乳歯の虫歯

お子様の歯は歯質が柔らかく、虫歯になりやすい状態です。小児期の口腔環境は大人になってからの口腔環境を大きく左右するため、小さなお子様のうちからフッ素やシーラントなどの処置でしっかりと虫歯予防することが非常に大切です。

歯みがきをしましょう

◆乳歯から永久歯への生え変わりはいつから?

一般的な目安として、乳歯は生後6ヶ月から生え始め、2歳半~3歳くらいまでに全て生えそろいます。

5~6歳の頃に、初めて乳歯が抜けて歯の生え変わりが始まります。この時期は虫歯のリスクが高まるだけでなく、歯並びやかみ合わせのトラブルも生じやすくなる時期です。また、口呼吸や発音、食べ方、お口ぽかんのくせなどが歯並びに影響しやすい時期でもあります。虫歯や歯並び、噛み合わせの問題を事前に防ぐため、定期的に歯科医院で検診を受診することをおすすめします。

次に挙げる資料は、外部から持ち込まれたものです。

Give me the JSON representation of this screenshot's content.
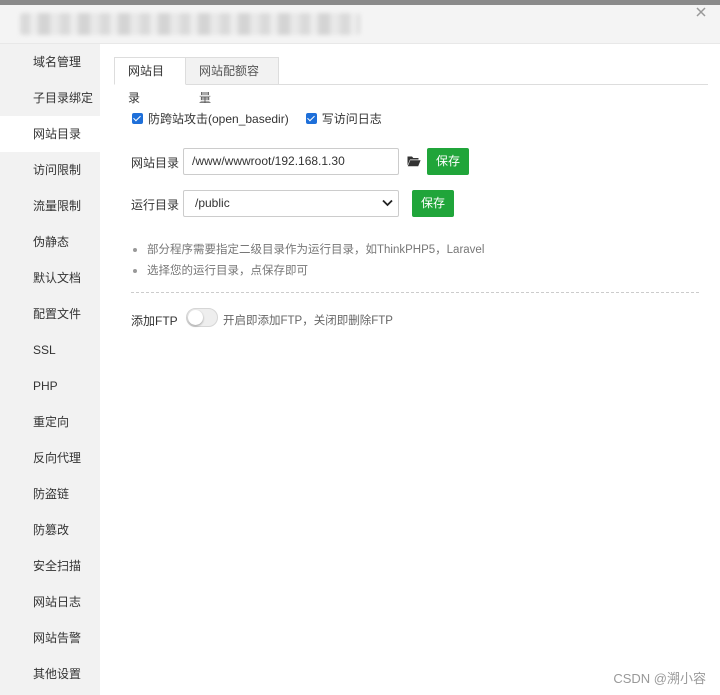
{
  "window": {
    "title_redacted": true
  },
  "sidebar": {
    "items": [
      {
        "label": "域名管理",
        "active": false
      },
      {
        "label": "子目录绑定",
        "active": false
      },
      {
        "label": "网站目录",
        "active": true
      },
      {
        "label": "访问限制",
        "active": false
      },
      {
        "label": "流量限制",
        "active": false
      },
      {
        "label": "伪静态",
        "active": false
      },
      {
        "label": "默认文档",
        "active": false
      },
      {
        "label": "配置文件",
        "active": false
      },
      {
        "label": "SSL",
        "active": false
      },
      {
        "label": "PHP",
        "active": false
      },
      {
        "label": "重定向",
        "active": false
      },
      {
        "label": "反向代理",
        "active": false
      },
      {
        "label": "防盗链",
        "active": false
      },
      {
        "label": "防篡改",
        "active": false
      },
      {
        "label": "安全扫描",
        "active": false
      },
      {
        "label": "网站日志",
        "active": false
      },
      {
        "label": "网站告警",
        "active": false
      },
      {
        "label": "其他设置",
        "active": false
      }
    ]
  },
  "tabs": [
    {
      "label": "网站目录",
      "active": true
    },
    {
      "label": "网站配额容量",
      "active": false
    }
  ],
  "options": {
    "anti_xss": {
      "label": "防跨站攻击(open_basedir)",
      "checked": true
    },
    "access_log": {
      "label": "写访问日志",
      "checked": true
    }
  },
  "site_dir": {
    "label": "网站目录",
    "value": "/www/wwwroot/192.168.1.30",
    "save_label": "保存"
  },
  "run_dir": {
    "label": "运行目录",
    "value": "/public",
    "save_label": "保存"
  },
  "tips": [
    "部分程序需要指定二级目录作为运行目录，如ThinkPHP5，Laravel",
    "选择您的运行目录，点保存即可"
  ],
  "ftp": {
    "label": "添加FTP",
    "enabled": false,
    "description": "开启即添加FTP，关闭即删除FTP"
  },
  "watermark": "CSDN @溯小容",
  "colors": {
    "accent_green": "#20a53a",
    "checkbox_blue": "#1e6fd9",
    "sidebar_bg": "#f2f2f2"
  },
  "icons": [
    "close-icon",
    "folder-open-icon",
    "chevron-down-icon"
  ]
}
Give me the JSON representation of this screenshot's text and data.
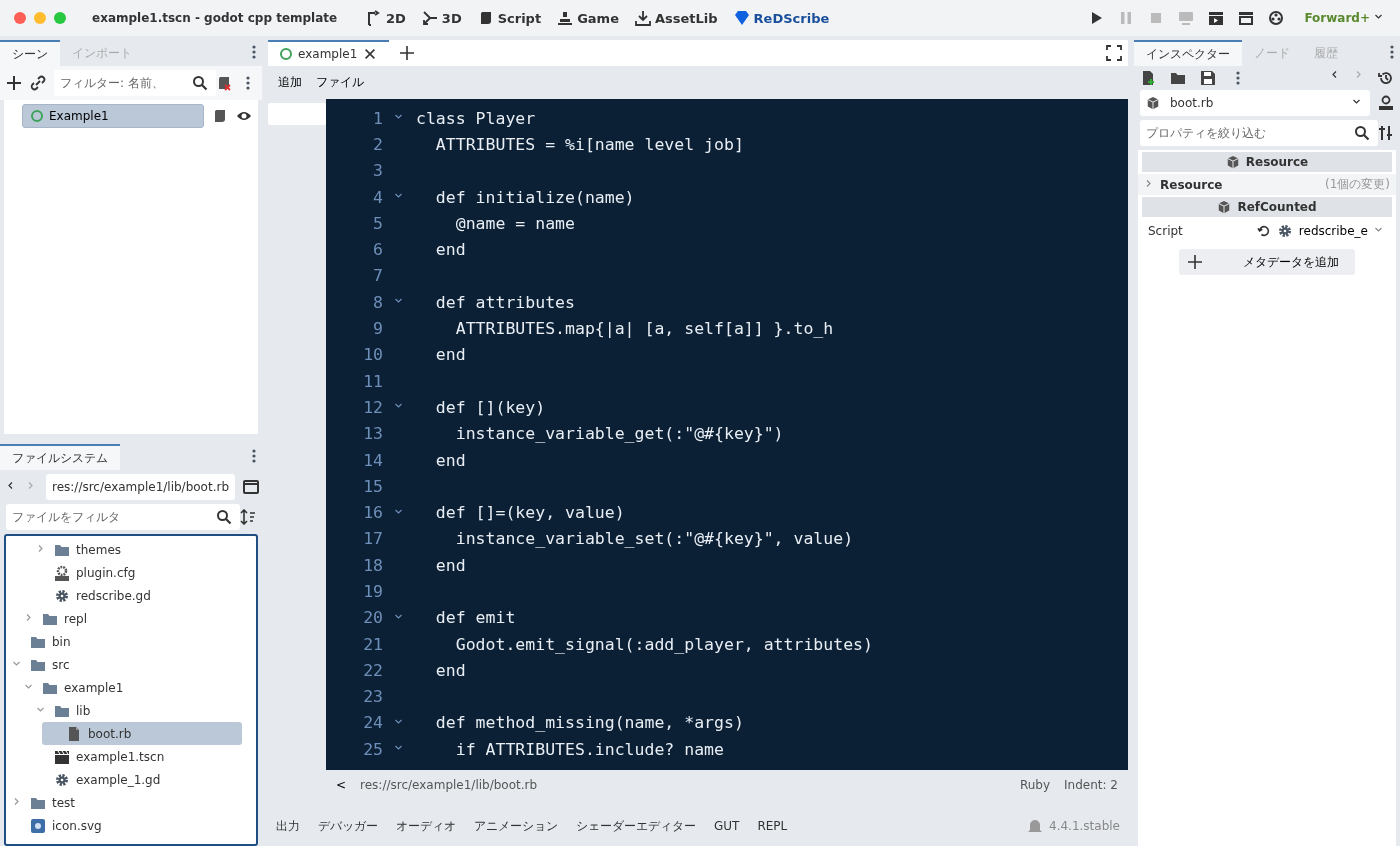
{
  "window": {
    "title": "example1.tscn - godot cpp template"
  },
  "main_screens": [
    {
      "label": "2D",
      "selected": false
    },
    {
      "label": "3D",
      "selected": false
    },
    {
      "label": "Script",
      "selected": false
    },
    {
      "label": "Game",
      "selected": false
    },
    {
      "label": "AssetLib",
      "selected": false
    },
    {
      "label": "ReDScribe",
      "selected": true
    }
  ],
  "run_buttons": [
    {
      "disabled": false
    },
    {
      "disabled": true
    },
    {
      "disabled": true
    },
    {
      "disabled": true
    },
    {
      "disabled": false
    },
    {
      "disabled": false
    },
    {
      "disabled": false
    }
  ],
  "renderer": "Forward+",
  "scene_dock": {
    "tabs": [
      {
        "label": "シーン",
        "selected": true
      },
      {
        "label": "インポート",
        "selected": false
      }
    ],
    "filter_placeholder": "フィルター: 名前、",
    "nodes": [
      {
        "label": "Example1",
        "selected": true
      }
    ]
  },
  "filesystem_dock": {
    "tabs": [
      {
        "label": "ファイルシステム",
        "selected": true
      }
    ],
    "path": "res://src/example1/lib/boot.rb",
    "filter_placeholder": "ファイルをフィルタ",
    "tree": [
      {
        "children": [
          {
            "children": [
              {
                "label": "themes",
                "kind": "folder",
                "expanded": false,
                "selected": false
              },
              {
                "label": "plugin.cfg",
                "kind": "config",
                "selected": false
              },
              {
                "label": "redscribe.gd",
                "kind": "script",
                "selected": false
              }
            ]
          },
          {
            "label": "repl",
            "kind": "folder",
            "expanded": false,
            "selected": false
          }
        ]
      },
      {
        "label": "bin",
        "kind": "folder",
        "selected": false
      },
      {
        "label": "src",
        "kind": "folder",
        "expanded": true,
        "selected": false,
        "children": [
          {
            "label": "example1",
            "kind": "folder",
            "expanded": true,
            "selected": false,
            "children": [
              {
                "label": "lib",
                "kind": "folder",
                "expanded": true,
                "selected": false,
                "children": [
                  {
                    "label": "boot.rb",
                    "kind": "file",
                    "selected": true
                  }
                ]
              },
              {
                "label": "example1.tscn",
                "kind": "scene",
                "selected": false
              },
              {
                "label": "example_1.gd",
                "kind": "script",
                "selected": false
              }
            ]
          }
        ]
      },
      {
        "label": "test",
        "kind": "folder",
        "expanded": false,
        "selected": false
      },
      {
        "label": "icon.svg",
        "kind": "image",
        "selected": false
      }
    ]
  },
  "editor": {
    "tabs": [
      {
        "label": "example1",
        "selected": true
      }
    ],
    "menu": [
      "追加",
      "ファイル"
    ],
    "lines": [
      {
        "number": "1",
        "text": "class Player",
        "foldable": true
      },
      {
        "number": "2",
        "text": "  ATTRIBUTES = %i[name level job]",
        "foldable": false
      },
      {
        "number": "3",
        "foldable": false
      },
      {
        "number": "4",
        "text": "  def initialize(name)",
        "foldable": true
      },
      {
        "number": "5",
        "text": "    @name = name",
        "foldable": false
      },
      {
        "number": "6",
        "text": "  end",
        "foldable": false
      },
      {
        "number": "7",
        "foldable": false
      },
      {
        "number": "8",
        "text": "  def attributes",
        "foldable": true
      },
      {
        "number": "9",
        "text": "    ATTRIBUTES.map{|a| [a, self[a]] }.to_h",
        "foldable": false
      },
      {
        "number": "10",
        "text": "  end",
        "foldable": false
      },
      {
        "number": "11",
        "foldable": false
      },
      {
        "number": "12",
        "text": "  def [](key)",
        "foldable": true
      },
      {
        "number": "13",
        "text": "    instance_variable_get(:\"@#{key}\")",
        "foldable": false
      },
      {
        "number": "14",
        "text": "  end",
        "foldable": false
      },
      {
        "number": "15",
        "foldable": false
      },
      {
        "number": "16",
        "text": "  def []=(key, value)",
        "foldable": true
      },
      {
        "number": "17",
        "text": "    instance_variable_set(:\"@#{key}\", value)",
        "foldable": false
      },
      {
        "number": "18",
        "text": "  end",
        "foldable": false
      },
      {
        "number": "19",
        "foldable": false
      },
      {
        "number": "20",
        "text": "  def emit",
        "foldable": true
      },
      {
        "number": "21",
        "text": "    Godot.emit_signal(:add_player, attributes)",
        "foldable": false
      },
      {
        "number": "22",
        "text": "  end",
        "foldable": false
      },
      {
        "number": "23",
        "foldable": false
      },
      {
        "number": "24",
        "text": "  def method_missing(name, *args)",
        "foldable": true
      },
      {
        "number": "25",
        "text": "    if ATTRIBUTES.include? name",
        "foldable": true
      }
    ],
    "status": {
      "back": "<",
      "path": "res://src/example1/lib/boot.rb",
      "language": "Ruby",
      "indent": "Indent: 2"
    }
  },
  "bottom_panel": {
    "tabs": [
      "出力",
      "デバッガー",
      "オーディオ",
      "アニメーション",
      "シェーダーエディター",
      "GUT",
      "REPL"
    ],
    "version": "4.4.1.stable"
  },
  "inspector": {
    "tabs": [
      {
        "label": "インスペクター",
        "selected": true
      },
      {
        "label": "ノード",
        "selected": false
      },
      {
        "label": "履歴",
        "selected": false
      }
    ],
    "object": "boot.rb",
    "filter_placeholder": "プロパティを絞り込む",
    "sections": [
      {
        "kind": "header",
        "label": "Resource"
      },
      {
        "kind": "group",
        "label": "Resource",
        "note": "(1個の変更)",
        "expanded": false
      },
      {
        "kind": "header",
        "label": "RefCounted"
      },
      {
        "kind": "property",
        "label": "Script",
        "value": "redscribe_e"
      }
    ],
    "add_metadata": "メタデータを追加"
  }
}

その後、12歳くらいで全ての乳歯が抜けて生え変わっていきます。

永久歯への生え変わりのスピードは個人差が大きく、男の子よりも女の子のほうが早い傾向があります。お子様によっては1年以上のずれがあるため、生え変わりのスピードがゆっくりでも落ち着いて経過観察をしていきましょう。もしご心配な場合は、6歳頃に歯科医院でレントゲンを撮って永久歯を確認することもできますので、歯科医師にご相談ください。

抜けた乳歯

◆乳歯の虫歯の特徴

  • 乳歯の虫歯は黒くならないことが多い

乳歯の虫歯は大人の虫歯のように黒くならず白いことが多いため、虫歯になっても気がつかないまま進行してしまいます。黒い虫歯はゆっくりと進行しますが、白い虫歯は進行が早いと言われています。

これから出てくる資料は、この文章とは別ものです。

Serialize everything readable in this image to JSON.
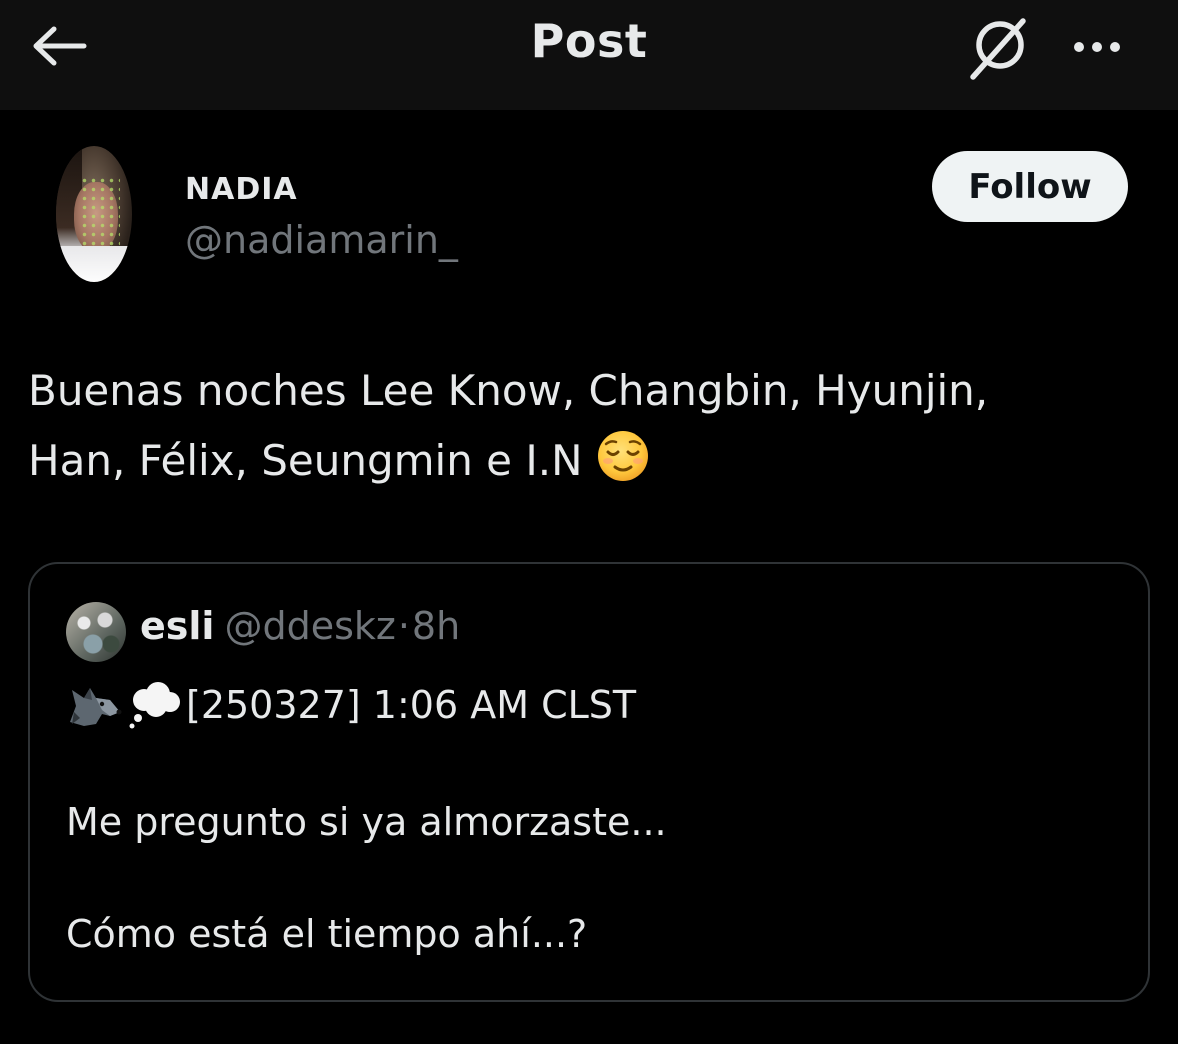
{
  "header": {
    "title": "Post",
    "back_icon": "arrow-left-icon",
    "grok_icon": "grok-icon",
    "more_icon": "more-dots-icon"
  },
  "author": {
    "display_name": "NADIA",
    "handle": "@nadiamarin_",
    "follow_label": "Follow"
  },
  "post": {
    "text": "Buenas noches Lee Know, Changbin, Hyunjin,\nHan, Félix, Seungmin e I.N"
  },
  "quoted_post": {
    "display_name": "esli",
    "handle": "@ddeskz",
    "separator": "·",
    "time": "8h",
    "first_line": "[250327] 1:06 AM CLST",
    "body": "Me pregunto si ya almorzaste...\n\nCómo está el tiempo ahí...?"
  },
  "colors": {
    "background": "#000000",
    "header_bg": "#0f0f0f",
    "text_primary": "#e7e9ea",
    "text_secondary": "#71767b",
    "border": "#2f3336",
    "button_bg": "#eff3f4"
  }
}
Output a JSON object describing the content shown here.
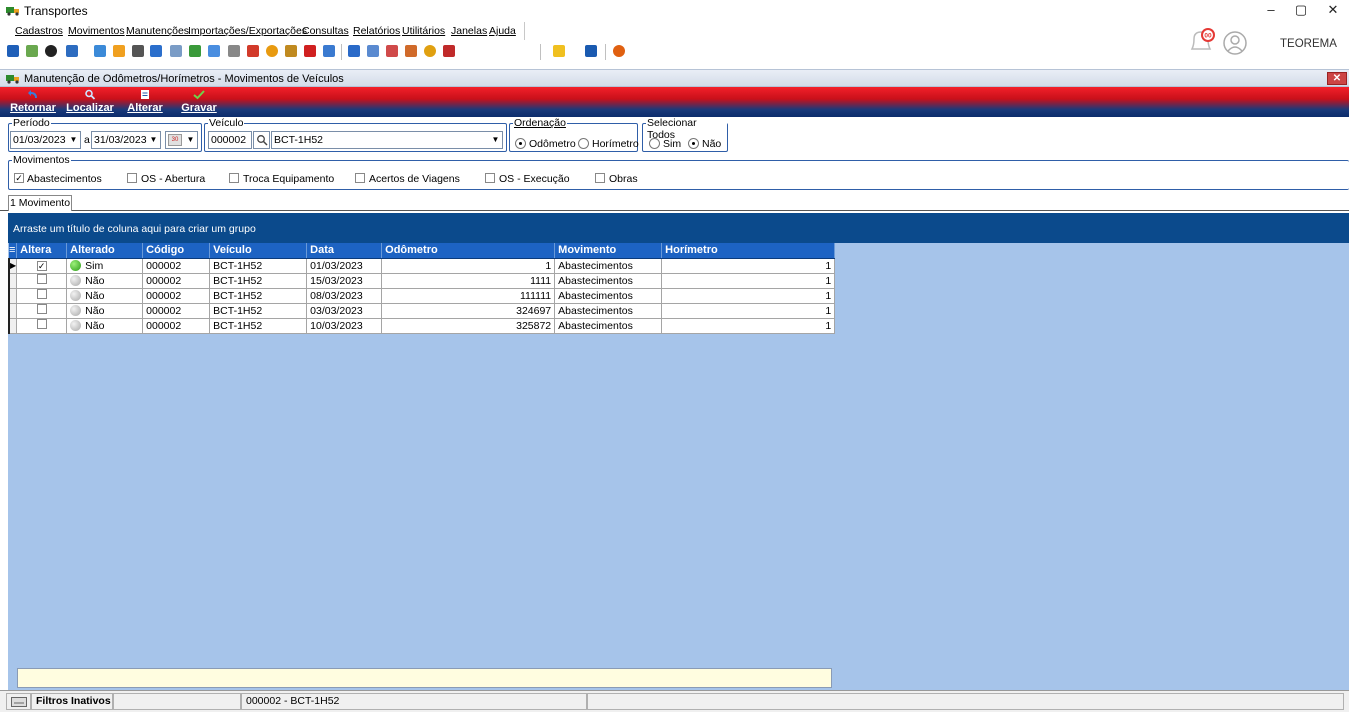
{
  "window": {
    "title": "Transportes",
    "company": "TEOREMA",
    "notifications_badge": "00"
  },
  "menu": [
    {
      "label": "Cadastros"
    },
    {
      "label": "Movimentos"
    },
    {
      "label": "Manutenções"
    },
    {
      "label": "Importações/Exportações"
    },
    {
      "label": "Consultas"
    },
    {
      "label": "Relatórios"
    },
    {
      "label": "Utilitários"
    },
    {
      "label": "Janelas"
    },
    {
      "label": "Ajuda"
    }
  ],
  "child_window": {
    "title": "Manutenção de Odômetros/Horímetros - Movimentos de Veículos",
    "close_glyph": "✕"
  },
  "actions": {
    "retornar": "Retornar",
    "localizar": "Localizar",
    "alterar": "Alterar",
    "gravar": "Gravar"
  },
  "filters": {
    "periodo": {
      "title": "Período",
      "from": "01/03/2023",
      "sep": "a",
      "to": "31/03/2023"
    },
    "veiculo": {
      "title": "Veículo",
      "code": "000002",
      "name": "BCT-1H52"
    },
    "ordenacao": {
      "title": "Ordenação",
      "options": [
        "Odômetro",
        "Horímetro"
      ],
      "selected": "Odômetro"
    },
    "selecionar_todos": {
      "title": "Selecionar Todos",
      "options": [
        "Sim",
        "Não"
      ],
      "selected": "Não"
    },
    "movimentos": {
      "title": "Movimentos",
      "items": [
        {
          "label": "Abastecimentos",
          "checked": true
        },
        {
          "label": "OS - Abertura",
          "checked": false
        },
        {
          "label": "Troca Equipamento",
          "checked": false
        },
        {
          "label": "Acertos de Viagens",
          "checked": false
        },
        {
          "label": "OS - Execução",
          "checked": false
        },
        {
          "label": "Obras",
          "checked": false
        }
      ]
    }
  },
  "tabs": [
    {
      "label": "1 Movimento"
    }
  ],
  "grid": {
    "group_hint": "Arraste um título de coluna aqui para criar um grupo",
    "columns": [
      "Altera",
      "Alterado",
      "Código",
      "Veículo",
      "Data",
      "Odômetro",
      "Movimento",
      "Horímetro"
    ],
    "rows": [
      {
        "altera": true,
        "alterado": "Sim",
        "codigo": "000002",
        "veiculo": "BCT-1H52",
        "data": "01/03/2023",
        "odometro": "1",
        "movimento": "Abastecimentos",
        "horimetro": "1"
      },
      {
        "altera": false,
        "alterado": "Não",
        "codigo": "000002",
        "veiculo": "BCT-1H52",
        "data": "15/03/2023",
        "odometro": "1111",
        "movimento": "Abastecimentos",
        "horimetro": "1"
      },
      {
        "altera": false,
        "alterado": "Não",
        "codigo": "000002",
        "veiculo": "BCT-1H52",
        "data": "08/03/2023",
        "odometro": "111111",
        "movimento": "Abastecimentos",
        "horimetro": "1"
      },
      {
        "altera": false,
        "alterado": "Não",
        "codigo": "000002",
        "veiculo": "BCT-1H52",
        "data": "03/03/2023",
        "odometro": "324697",
        "movimento": "Abastecimentos",
        "horimetro": "1"
      },
      {
        "altera": false,
        "alterado": "Não",
        "codigo": "000002",
        "veiculo": "BCT-1H52",
        "data": "10/03/2023",
        "odometro": "325872",
        "movimento": "Abastecimentos",
        "horimetro": "1"
      }
    ]
  },
  "status": {
    "filters": "Filtros Inativos",
    "vehicle": "000002 - BCT-1H52"
  },
  "colors": {
    "accent_red": "#e0121c",
    "header_blue": "#1d63c3",
    "grid_bg": "#a6c4ea",
    "group_bar": "#0b4a8c"
  }
}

  • 乳歯が虫歯になると神経まですぐに達してしまう

乳歯な永久歯に比べて、表面のエナメル質と象牙質が薄く、酸に溶けやすく柔らかいという特徴があります。エナメル質までの虫歯なら再石灰化で治る可能性がありますが、その下の柔らかい象牙質まで虫歯菌が入ってしまうと虫歯が一気に広がってしまいます。神経まで虫歯が進むと治療が難しくなり、お子様の負担も大きくなるので、できるだけ早めに歯科医院を受診しましょう。

◆乳歯の虫歯ができやすい場所

乳歯の虫歯になりやすい場所
  1. 奥歯の溝

    奥歯の溝は深く、磨き残しが溜まりやすい形をしています。奥歯の溝はシーラントで虫歯予防をすることができます。

  2. 上あごの前歯

    3歳までは上の前歯の歯と歯の間が虫歯になりやすく、注意が必要です。ジュースやスポーツドリンクなどの与えすぎに気をつけましょう。

  3. 奥歯と奥歯の間

    奥歯と奥歯の間は見えずらく、歯ブラシで汚れを落とすのは難しい場所です。乳歯の虫歯が最もよくできる場所です。

  4. 歯と歯ぐきの境目

    歯と歯ぐきの境目は磨き残しが多い場所です。力を入れすぎず優しく丁寧に仕上げ磨きをしましょう。

下の前歯には唾液が出る入口があるので唾液の自浄作用により、ほとんど虫歯は見られません。

◆乳歯の虫歯による悪影響

  1. 咀嚼機能の低下

    たくさんの乳歯が虫歯になって歯冠が崩壊したり早期に抜けてしまうと、うまく噛めないという咀嚼障害が起こります。

  2. 永久歯への悪影響

    乳歯の虫歯が多くお口の中に虫歯菌が多い場合、乳歯の下にある抵抗力の弱い新しい永久歯の成長に悪影響を及ぼしてしまいます。

  3. 永久歯の歯並びが悪くなる

    乳歯に大きな虫歯があったり早期に抜けてしまったりすると、永久歯が出てくるスペースが減少し歯並びが悪くなってしまいます。乳歯には永久歯が生えてくるためのスペースを確保するという役割があるからです。その他にも、顎の骨の成長や正常な噛み合わせや歯並びにも影響を及ぼしています。